Acute Insulin Boosts Dulaglutide Blood-Brain Barrier Transport, while Chronic Semaglutide Reduces Insulin Brain Entry in a Sex-Specific Manner

Incretin receptor agonists (IRAs), including GLP-1-based therapies, are increasingly recognized for their positive impact on metabolic and cognitive outcomes, alongside enhancing brain insulin signaling. While their peripheral effects are well-documented, the precise mechanisms by which IRAs influence the blood-brain barrier (BBB) remain poorly understood. Understanding these interactions is crucial, as the BBB regulates the entry of therapeutic compounds and metabolic signals into the brain, directly impacting neurological and metabolic health. This study addresses a critical gap in how insulin and IRAs mutually affect their transport across this vital barrier.
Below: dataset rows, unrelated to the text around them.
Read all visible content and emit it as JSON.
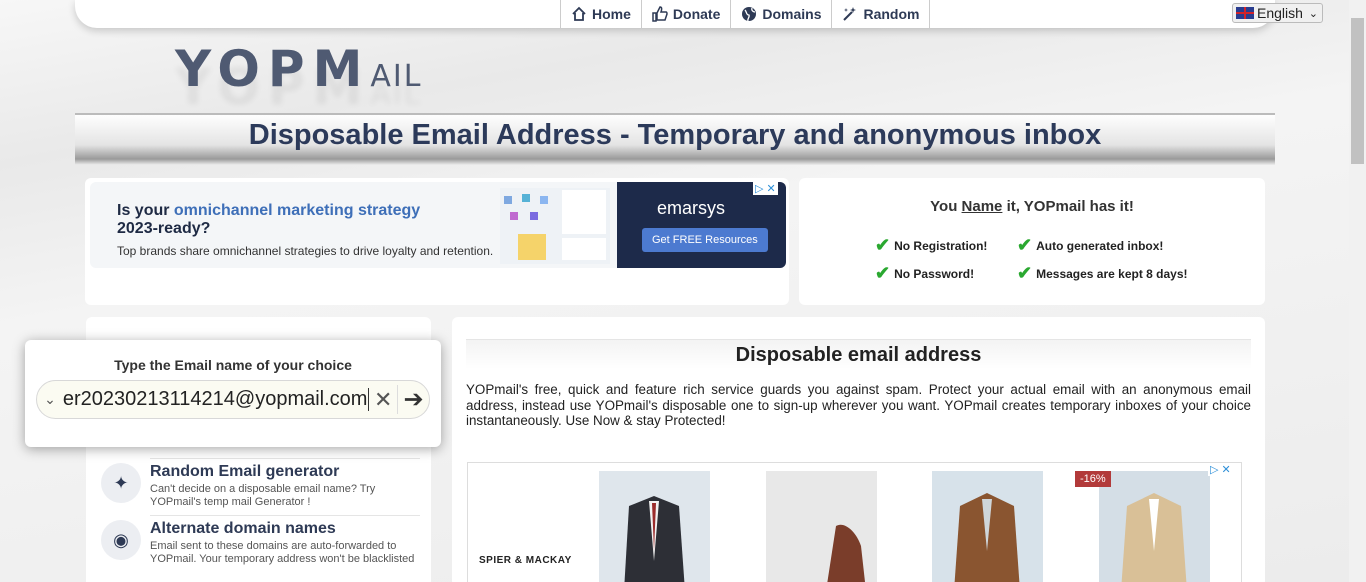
{
  "nav": {
    "items": [
      {
        "label": "Home",
        "icon": "home-icon"
      },
      {
        "label": "Donate",
        "icon": "thumbs-up-icon"
      },
      {
        "label": "Domains",
        "icon": "globe-icon"
      },
      {
        "label": "Random",
        "icon": "magic-wand-icon"
      }
    ],
    "language": "English"
  },
  "logo": {
    "main": "YOPM",
    "suffix": "AIL"
  },
  "banner_title": "Disposable Email Address - Temporary and anonymous inbox",
  "ad_top": {
    "headline_prefix": "Is your ",
    "headline_highlight": "omnichannel marketing strategy",
    "headline_suffix": "2023-ready?",
    "subtext": "Top brands share omnichannel strategies to drive loyalty and retention.",
    "brand": "emarsys",
    "cta": "Get FREE Resources"
  },
  "features": {
    "title_pre": "You ",
    "title_name": "Name",
    "title_post": " it, YOPmail has it!",
    "items": [
      "No Registration!",
      "Auto generated inbox!",
      "No Password!",
      "Messages are kept 8 days!"
    ],
    "check_color": "#2aa830"
  },
  "email_box": {
    "label": "Type the Email name of your choice",
    "value": "er20230213114214@yopmail.com"
  },
  "side_items": [
    {
      "title": "Random Email generator",
      "desc": "Can't decide on a disposable email name? Try YOPmail's temp mail Generator !",
      "icon": "magic-wand-icon"
    },
    {
      "title": "Alternate domain names",
      "desc": "Email sent to these domains are auto-forwarded to YOPmail. Your temporary address won't be blacklisted",
      "icon": "globe-icon"
    }
  ],
  "main": {
    "heading": "Disposable email address",
    "paragraph": "YOPmail's free, quick and feature rich service guards you against spam. Protect your actual email with an anonymous email address, instead use YOPmail's disposable one to sign-up wherever you want. YOPmail creates temporary inboxes of your choice instantaneously. Use Now & stay Protected!"
  },
  "ad_products": {
    "store": "SPIER & MACKAY",
    "discount": "-16%"
  }
}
Researchers investigated the reciprocal effects of insulin and IRAs on BBB permeability in lean mice. They acutely administered intracerebroventricular (ICV) insulin receptor antagonist S961 or intravenous (IV) insulin alongside 125I-dulaglutide (BAF) to assess acute transport. Separately, mice received chronic treatment with semaglutide for two weeks. Primary endpoints included measuring 125I-dulaglutide (BAF) and 125I-insulin BBB transport rates (Ki), reversible insulin binding (Vi) at the BBB, and serum levels of insulin and GLP-1. An in situ perfusion procedure was used to study chronic effects independent of immediate serum factors.
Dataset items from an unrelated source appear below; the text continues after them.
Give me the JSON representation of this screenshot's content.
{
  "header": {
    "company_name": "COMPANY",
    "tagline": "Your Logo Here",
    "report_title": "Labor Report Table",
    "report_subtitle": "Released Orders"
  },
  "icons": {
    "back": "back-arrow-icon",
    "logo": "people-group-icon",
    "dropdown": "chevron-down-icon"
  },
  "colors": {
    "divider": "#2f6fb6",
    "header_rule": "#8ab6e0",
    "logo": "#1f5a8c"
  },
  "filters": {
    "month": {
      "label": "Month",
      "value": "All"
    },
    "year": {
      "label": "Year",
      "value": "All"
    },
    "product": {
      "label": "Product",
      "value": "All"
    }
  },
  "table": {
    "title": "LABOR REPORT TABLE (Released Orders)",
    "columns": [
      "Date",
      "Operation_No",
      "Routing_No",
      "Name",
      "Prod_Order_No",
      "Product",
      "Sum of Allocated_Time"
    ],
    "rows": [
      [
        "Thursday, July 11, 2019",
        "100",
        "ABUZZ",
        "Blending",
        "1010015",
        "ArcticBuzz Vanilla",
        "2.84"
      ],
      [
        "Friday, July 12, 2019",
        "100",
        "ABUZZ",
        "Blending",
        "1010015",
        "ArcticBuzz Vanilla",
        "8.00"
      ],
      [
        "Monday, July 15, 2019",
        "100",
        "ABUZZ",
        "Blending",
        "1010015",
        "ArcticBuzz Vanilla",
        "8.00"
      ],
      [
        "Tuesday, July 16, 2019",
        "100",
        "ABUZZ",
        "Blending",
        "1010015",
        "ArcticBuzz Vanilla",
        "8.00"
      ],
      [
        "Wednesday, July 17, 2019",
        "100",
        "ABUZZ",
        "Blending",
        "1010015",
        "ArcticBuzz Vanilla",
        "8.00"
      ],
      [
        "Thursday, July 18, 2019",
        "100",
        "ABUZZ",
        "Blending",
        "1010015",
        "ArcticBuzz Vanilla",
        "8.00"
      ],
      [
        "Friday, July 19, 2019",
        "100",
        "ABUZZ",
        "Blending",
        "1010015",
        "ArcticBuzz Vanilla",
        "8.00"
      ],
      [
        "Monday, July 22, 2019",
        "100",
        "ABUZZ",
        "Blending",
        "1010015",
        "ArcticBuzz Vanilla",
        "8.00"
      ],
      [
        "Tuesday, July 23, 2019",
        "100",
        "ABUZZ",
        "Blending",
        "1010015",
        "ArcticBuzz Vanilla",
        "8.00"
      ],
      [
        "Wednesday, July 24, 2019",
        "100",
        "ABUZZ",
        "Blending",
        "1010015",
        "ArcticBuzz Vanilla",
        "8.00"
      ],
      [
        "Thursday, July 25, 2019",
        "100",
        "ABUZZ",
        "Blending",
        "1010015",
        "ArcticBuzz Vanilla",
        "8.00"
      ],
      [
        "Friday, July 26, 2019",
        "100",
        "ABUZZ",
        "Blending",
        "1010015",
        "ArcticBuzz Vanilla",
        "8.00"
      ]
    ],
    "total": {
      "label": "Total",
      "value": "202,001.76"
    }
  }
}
The study revealed significant and sex-specific reciprocal interactions between insulin and IRAs at the BBB. ICV S961 did not affect 125I-dulaglutide (BAF) blood-to-brain transport. In contrast, IV insulin co-administration significantly enhanced 125I-dulaglutide (BAF) BBB transport into whole brain, olfactory bulb, parietal cortex, and pons. Regional transport rates for 125I-dulaglutide (BAF) varied by ~2.5-fold, with the fastest transport observed in the olfactory bulb, frontal cortex, cerebellum, and pons. Acute IV dulaglutide (BAF) did not alter 125I-insulin BBB transport rates (Ki), but it did reduce reversible insulin binding (Vi) at the BBB by >50%. Chronic semaglutide treatment for two weeks yielded distinct sex-specific outcomes:

Female mice showed reduced fasting serum insulin and GLP-1 levels, alongside decreased insulin transport into the whole brain. This reduction in 125I-insulin BBB transport in female mice was further confirmed using in situ perfusion. Male mice, however, primarily exhibited a reduction in insulin binding at the BBB. These findings collectively demonstrate a complex interplay where acute insulin can facilitate IRA brain entry, while chronic IRA exposure can modulate insulin's access to the brain, with notable sex-dependent differences.